Puasa sebagai Pintu Ibadah
Oleh: Yusuf Suharto
Lazim kita ketahui, bahwa agama Islam ini
penuh dengan perumpamaan simbol dan lambang- lambang. Hal ini, kiranya
diciptakan Allah ta’ala untuk memudahkan dan membuat kita akrab dengan ajaran
agama, dengan merasakan suasana yang sepenuhnya kita sadari dan alami.Misalnya,
ada hadits, Miftahul jannah la ilaha illallah, (Kunci surga itu adalah
pengucapan (penghayatan, pengamalan) bahwa tiada Tuhan melainkan Allah).
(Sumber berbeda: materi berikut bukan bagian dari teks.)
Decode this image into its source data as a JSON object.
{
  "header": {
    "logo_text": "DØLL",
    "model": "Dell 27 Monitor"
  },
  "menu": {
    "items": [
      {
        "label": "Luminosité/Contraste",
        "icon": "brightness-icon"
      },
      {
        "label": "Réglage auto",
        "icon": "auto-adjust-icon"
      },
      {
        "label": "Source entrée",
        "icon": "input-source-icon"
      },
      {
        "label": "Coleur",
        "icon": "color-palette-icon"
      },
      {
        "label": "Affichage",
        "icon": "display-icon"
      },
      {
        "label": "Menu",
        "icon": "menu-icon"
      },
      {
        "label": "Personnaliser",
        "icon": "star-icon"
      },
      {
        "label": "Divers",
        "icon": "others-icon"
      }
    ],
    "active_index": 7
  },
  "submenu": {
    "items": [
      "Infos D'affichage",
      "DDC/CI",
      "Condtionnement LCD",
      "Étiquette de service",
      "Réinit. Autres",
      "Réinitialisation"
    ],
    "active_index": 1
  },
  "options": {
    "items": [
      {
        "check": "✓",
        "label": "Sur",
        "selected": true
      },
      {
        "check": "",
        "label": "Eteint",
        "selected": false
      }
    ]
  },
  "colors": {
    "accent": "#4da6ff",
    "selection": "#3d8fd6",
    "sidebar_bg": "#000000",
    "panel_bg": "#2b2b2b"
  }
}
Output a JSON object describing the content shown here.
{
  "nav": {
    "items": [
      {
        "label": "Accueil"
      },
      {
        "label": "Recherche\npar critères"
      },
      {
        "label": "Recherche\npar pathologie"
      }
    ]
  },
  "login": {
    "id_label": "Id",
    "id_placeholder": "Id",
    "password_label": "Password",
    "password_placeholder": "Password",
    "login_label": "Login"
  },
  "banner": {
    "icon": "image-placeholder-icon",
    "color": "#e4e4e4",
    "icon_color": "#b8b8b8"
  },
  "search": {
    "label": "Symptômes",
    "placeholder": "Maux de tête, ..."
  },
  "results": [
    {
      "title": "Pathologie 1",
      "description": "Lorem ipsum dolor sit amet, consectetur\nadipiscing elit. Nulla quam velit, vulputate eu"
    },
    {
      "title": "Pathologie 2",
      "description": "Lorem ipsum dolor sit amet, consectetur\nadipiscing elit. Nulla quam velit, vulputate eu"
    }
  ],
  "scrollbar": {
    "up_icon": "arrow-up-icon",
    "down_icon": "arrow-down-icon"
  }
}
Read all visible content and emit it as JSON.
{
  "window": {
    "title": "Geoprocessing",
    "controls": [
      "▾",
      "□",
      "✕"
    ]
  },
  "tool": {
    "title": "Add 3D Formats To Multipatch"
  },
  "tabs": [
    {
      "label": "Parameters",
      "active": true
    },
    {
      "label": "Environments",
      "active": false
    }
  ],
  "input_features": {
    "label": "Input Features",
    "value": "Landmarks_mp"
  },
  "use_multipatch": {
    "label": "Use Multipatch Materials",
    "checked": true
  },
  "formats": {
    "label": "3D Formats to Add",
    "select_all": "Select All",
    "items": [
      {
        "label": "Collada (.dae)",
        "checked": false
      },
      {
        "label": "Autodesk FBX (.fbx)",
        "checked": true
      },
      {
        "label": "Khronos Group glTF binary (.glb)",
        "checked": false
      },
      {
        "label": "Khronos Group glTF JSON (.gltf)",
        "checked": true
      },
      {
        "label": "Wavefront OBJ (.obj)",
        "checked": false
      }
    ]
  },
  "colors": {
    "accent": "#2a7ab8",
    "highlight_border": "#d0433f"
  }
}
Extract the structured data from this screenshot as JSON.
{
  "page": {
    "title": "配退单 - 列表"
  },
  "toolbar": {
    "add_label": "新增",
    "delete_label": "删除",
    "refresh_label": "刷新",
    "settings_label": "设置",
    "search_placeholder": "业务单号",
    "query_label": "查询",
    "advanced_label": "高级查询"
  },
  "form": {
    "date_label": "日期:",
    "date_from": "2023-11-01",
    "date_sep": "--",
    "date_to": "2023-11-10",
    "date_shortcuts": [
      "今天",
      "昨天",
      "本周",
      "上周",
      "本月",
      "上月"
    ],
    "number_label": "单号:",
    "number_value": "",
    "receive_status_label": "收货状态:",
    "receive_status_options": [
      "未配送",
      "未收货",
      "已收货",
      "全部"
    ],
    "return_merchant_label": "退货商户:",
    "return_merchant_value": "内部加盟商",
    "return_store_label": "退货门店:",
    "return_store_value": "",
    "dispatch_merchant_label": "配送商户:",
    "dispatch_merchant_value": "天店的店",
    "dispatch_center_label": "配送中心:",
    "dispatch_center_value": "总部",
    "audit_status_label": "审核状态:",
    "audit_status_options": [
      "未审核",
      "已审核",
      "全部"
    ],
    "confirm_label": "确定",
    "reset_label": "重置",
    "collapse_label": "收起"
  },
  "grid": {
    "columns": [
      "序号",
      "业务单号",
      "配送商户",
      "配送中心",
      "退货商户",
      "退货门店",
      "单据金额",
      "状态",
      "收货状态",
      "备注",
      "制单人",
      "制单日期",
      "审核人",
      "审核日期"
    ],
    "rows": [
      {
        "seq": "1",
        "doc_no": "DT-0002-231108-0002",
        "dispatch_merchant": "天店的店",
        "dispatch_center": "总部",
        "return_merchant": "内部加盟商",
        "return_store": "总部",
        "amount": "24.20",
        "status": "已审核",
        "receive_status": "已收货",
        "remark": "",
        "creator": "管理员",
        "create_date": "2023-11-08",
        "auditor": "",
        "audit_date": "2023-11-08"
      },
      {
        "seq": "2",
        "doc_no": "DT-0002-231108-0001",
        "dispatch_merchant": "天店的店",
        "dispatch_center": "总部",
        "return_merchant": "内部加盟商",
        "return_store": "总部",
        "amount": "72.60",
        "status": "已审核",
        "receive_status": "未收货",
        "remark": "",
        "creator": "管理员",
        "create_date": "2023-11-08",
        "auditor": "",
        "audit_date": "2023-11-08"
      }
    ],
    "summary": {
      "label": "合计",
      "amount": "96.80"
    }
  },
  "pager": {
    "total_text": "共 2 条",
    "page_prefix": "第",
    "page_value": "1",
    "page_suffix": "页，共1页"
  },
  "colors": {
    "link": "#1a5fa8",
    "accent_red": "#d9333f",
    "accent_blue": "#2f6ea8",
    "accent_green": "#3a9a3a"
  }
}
Dalam konteks puasa Ramadhan, yang sedang kita laksanakan bersama ini. Puasa disebut Nabi Muhammad Shalallah alaih wasallam sebagai pintu ibadah.Nabi bersabda Li kulli syaiin babun, wa babul ibadah as shaumu,(Setiap segala sesuatu itu ada pintunya, dan pintu ibadah adalah puasa). (H.R. Ibn Al-Mubarak dalam Az-Zuhud)
Menimbang penting dan kegunaan ibadah puasa ini, maka ia kerap diberlakukan sebagai ibadah terapis sebagai penangkal tumbuh liarnya nafsu syahwat libido, misalnya dalam hadits riwayat Imam Al-Bukhari dari Ibn Mas’ud, dapat kita telaah anjuran Rasulullah Muhammad kepada para pemuda yang belum memiliki persiapan matang untuk menikah, dianjurkan untuk berpuasa, yang dalam bahasa beliau disebut sebagai wija’ (alat kendali).
Dalam telaah Sayyid Haidar Al-Amuly misalnya, penulis kitab Asrararus Syariah wa Athwarul Thariqah wa Anwarul Haqiqah, puasa disebut sebagai pintu ibadah dikarenakan ia berfungsi terhadap dua hal. Pertama, puasa dapat mencegah sesuatu yang dilarang agama dan kedua, puasa adalah bentuk penyerangan terhadap godaan setan. Detailnya adalah sebagai berikut.
Pertama, puasa berpotensi mencegah hal-hal yang dilarang, mencegah diri dari nafsu syahwat dan bahwa puasa itu adalah ibadah eksklusif, yakni ibadah rahasia yang hanya diketahui oleh Allah. Berbeda dengan salat, zakat dan ibadah selain keduanya yang masih mungkin dilihat sesama, sehingga dikhawatirkan tersusupi perasaan bangga dan bertindak pamer. Padahal bukankah telah maklum, bahwa keduanya adalah penyebab utama tertolaknya suatu ibadah dan ketaatan.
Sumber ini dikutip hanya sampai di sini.